One note on the idea of your starting something with your friend: I know that balance can’t be guaranteed in any nonmonogamous relationship agreement, but in general, it tends to be harder for the male half of a male/female relationship to find additional partners than it is for the female half. You having a built in semi-serious relationship lined up right off the bat is only going to make that disparity more evident, so really think about your partner’s feelings in all this, and how you would feel if the tables were turned and he was the one who had a close friend he was ready to immediately jump into something with. Also, like I said before, talk to him about it — in a way that makes it clear that you really do want to know how he feels about the idea, and that you will respect his wishes if he doesn’t want you to pursue it.

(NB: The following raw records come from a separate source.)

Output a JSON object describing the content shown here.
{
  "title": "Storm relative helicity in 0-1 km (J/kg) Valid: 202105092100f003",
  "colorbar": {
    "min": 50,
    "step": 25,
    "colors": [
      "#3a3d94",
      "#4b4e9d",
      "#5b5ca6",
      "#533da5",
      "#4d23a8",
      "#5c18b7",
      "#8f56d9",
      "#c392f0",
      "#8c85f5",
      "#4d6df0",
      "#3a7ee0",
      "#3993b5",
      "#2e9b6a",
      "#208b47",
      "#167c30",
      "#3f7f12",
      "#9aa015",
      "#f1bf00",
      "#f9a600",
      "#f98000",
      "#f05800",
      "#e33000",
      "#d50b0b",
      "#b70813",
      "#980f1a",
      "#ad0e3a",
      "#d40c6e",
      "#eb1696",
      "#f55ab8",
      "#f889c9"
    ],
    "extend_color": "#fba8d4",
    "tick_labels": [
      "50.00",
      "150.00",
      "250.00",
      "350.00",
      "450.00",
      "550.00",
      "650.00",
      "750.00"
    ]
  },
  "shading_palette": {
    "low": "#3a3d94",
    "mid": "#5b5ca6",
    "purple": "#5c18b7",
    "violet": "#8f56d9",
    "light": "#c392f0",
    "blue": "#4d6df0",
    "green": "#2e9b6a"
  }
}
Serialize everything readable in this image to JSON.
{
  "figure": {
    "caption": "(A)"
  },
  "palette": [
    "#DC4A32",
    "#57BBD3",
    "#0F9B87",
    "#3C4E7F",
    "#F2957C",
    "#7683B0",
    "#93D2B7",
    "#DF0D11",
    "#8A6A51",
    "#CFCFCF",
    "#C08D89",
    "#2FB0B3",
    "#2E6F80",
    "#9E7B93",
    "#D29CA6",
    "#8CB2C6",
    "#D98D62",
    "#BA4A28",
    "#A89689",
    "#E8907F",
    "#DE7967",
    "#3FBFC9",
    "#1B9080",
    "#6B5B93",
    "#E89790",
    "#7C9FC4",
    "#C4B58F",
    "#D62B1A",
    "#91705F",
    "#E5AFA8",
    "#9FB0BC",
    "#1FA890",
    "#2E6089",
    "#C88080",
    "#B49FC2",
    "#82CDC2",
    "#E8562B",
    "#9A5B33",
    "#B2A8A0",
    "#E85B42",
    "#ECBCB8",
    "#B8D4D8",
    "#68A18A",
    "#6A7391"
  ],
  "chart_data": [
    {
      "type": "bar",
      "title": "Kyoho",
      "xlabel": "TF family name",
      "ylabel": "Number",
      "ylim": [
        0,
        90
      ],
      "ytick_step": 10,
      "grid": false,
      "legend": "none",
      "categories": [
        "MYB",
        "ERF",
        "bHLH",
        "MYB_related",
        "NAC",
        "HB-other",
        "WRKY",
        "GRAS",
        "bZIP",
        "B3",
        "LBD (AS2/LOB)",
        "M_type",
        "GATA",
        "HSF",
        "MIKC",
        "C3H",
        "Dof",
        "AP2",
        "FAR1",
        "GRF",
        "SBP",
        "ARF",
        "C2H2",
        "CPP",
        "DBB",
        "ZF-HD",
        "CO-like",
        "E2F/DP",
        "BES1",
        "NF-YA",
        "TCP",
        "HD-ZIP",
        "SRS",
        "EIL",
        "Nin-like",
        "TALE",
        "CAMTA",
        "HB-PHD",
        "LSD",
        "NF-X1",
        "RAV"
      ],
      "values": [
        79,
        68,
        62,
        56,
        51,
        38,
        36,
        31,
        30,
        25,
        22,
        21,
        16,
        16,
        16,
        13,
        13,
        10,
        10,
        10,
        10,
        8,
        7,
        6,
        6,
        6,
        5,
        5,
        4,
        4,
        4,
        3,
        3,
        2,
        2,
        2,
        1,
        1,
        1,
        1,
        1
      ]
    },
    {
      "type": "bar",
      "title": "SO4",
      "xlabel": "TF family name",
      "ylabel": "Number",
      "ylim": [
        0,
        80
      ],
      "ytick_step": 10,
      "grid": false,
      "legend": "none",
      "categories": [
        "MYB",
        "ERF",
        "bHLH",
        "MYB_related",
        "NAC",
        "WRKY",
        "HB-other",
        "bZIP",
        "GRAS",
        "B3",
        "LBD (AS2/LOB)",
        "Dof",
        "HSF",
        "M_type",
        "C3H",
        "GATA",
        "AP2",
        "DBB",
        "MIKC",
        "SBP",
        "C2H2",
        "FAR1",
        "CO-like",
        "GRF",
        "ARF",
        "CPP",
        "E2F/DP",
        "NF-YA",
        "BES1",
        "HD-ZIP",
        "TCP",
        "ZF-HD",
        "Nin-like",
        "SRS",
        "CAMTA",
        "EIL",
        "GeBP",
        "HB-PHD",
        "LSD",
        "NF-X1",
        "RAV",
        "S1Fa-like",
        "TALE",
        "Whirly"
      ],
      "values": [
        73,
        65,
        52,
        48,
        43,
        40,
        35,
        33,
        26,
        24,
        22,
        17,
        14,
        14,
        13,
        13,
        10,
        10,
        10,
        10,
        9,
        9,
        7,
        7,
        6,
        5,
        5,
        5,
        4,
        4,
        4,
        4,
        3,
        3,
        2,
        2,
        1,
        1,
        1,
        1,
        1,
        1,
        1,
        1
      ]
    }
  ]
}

Overall, I think this is 100% about open and honest conversation, expression of your respective wants and needs, and respect for one another’s deal breakers. If you decide to do this, you want to make sure to do it in as safe a manner as possible for both of you, emotionally. Set ground rules, set regular check ins to see how you’re both feeling and reevaluate as needed, and be open to renegotiating or stopping the experiment completely if it’s proving to be too painful. If you want to be with this person long term, you want to make sure that you’re fulfilling both of your needs — and that may require a bit of compromise from both of you.

A final note, which is only tangentially related: if you DO decide to open things up, I highly encourage you not to put gender rules on things. The idea of “it’s fine but only if the person is not the same gender as me” is so weird and heteronormative and queer fetishizing to me, it makes me a little queasy. That a woman would be “allowed” to hook up with women but not with men (or vice versa) is just so very diminishing of the value of same sex relationships, and leans heavily into bi erasure territory. I know you didn’t say this was a potential reality for your relationship, but based on your first paragraph about both being interested in exploring same sex relationships, I just wanted to throw it out there.

I hope you find this all helpful, and best of luck to you!



P.S. Thank you for using just as many em dashes in your writing as I do. It makes me feel very seen!